Not Scoring A Lot Goals Despite Big Possession Advantages at Evens: Believe it or not, the Kings have had a lot of trouble scoring goals at evens for whatever reason. We know the Devils are well below league median at generating attempts at even strength and their power play remains a struggle. The Kings don't have those problems - again, their power play is quite good - but their even strength save percentage is around New Jersey's. Really, it's at Extra Skater right here. Before the Isles game, the Kings have only scored five more goals than the Devils at evens although they had 83 more shots on net. The Kings are certainly not lacking in talent. Even without Carter, the Honorless Center Mike Richards plays behind an ace first line of Dustin Brown, Anze Kopitar, and Justin Williams. Stud defenseman Drew Droughty is a big threat at both ends and is often involved in the offense. They're not lacking skill and they're certainly not lacking in attempts to score; the puck just hasn't dropped in for them anywhere close to league average. Not that 12-6-1 is a record to sneeze at, but imagine how much better that would be if this team was shooting near 8% at even strength?

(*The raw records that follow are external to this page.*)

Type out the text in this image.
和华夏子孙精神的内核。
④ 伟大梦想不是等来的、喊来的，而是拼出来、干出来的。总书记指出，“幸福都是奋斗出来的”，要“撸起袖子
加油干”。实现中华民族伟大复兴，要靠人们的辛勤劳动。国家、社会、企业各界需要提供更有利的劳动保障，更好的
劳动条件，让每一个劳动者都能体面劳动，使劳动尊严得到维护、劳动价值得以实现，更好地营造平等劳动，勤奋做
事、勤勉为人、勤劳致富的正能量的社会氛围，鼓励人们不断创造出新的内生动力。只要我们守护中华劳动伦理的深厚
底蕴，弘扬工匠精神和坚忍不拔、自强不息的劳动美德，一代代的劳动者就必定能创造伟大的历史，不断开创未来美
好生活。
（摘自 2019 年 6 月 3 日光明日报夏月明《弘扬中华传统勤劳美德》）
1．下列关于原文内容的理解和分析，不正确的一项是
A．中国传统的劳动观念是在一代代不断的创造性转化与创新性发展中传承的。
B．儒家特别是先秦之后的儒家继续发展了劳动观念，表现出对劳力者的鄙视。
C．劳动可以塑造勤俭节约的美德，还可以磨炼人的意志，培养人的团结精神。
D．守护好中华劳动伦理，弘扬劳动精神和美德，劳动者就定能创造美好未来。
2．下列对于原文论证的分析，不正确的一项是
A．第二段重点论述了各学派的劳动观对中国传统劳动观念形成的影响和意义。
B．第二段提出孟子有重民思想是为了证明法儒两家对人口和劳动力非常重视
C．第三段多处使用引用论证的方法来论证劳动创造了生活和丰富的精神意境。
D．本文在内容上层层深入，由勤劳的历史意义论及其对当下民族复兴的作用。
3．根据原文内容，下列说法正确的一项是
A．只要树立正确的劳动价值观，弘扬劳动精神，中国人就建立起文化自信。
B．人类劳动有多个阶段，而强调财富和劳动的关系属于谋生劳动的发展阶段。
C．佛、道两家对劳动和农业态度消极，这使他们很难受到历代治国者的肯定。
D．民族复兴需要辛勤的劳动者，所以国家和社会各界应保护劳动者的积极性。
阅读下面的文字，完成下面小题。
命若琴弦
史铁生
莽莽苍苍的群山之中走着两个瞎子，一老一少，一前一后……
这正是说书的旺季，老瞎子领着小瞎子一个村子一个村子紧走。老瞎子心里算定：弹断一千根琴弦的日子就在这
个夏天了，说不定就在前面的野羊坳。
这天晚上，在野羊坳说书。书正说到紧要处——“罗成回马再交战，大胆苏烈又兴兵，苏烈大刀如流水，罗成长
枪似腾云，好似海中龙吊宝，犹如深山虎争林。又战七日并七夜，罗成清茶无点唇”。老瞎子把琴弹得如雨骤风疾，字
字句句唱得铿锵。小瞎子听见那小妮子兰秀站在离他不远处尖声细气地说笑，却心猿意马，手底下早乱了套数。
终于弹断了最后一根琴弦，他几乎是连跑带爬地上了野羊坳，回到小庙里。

What that means is that the Kings have had to play many low-scoring games and rely on some good goaltending. They've received that. Quick has been very solid at evens with a 92.2% save percentage and a bit OK on the penalty kill . He's played in 16 games so far so he's been the clear #1 goalie. Now that he's hurt, there's going to be plenty of hope placed on Ben Scrivens and the recently called up Martin Jones. Scrivens has been pretty good in his six appearances (three starts), with a 91.3% save percentage at evens and a 95.2% save percentage on the PK. Can he stay good? That will be the question for the Kings in the next few weeks. But if the skaters get some better puck luck, then pressure on the goalies to perform well will be lessened.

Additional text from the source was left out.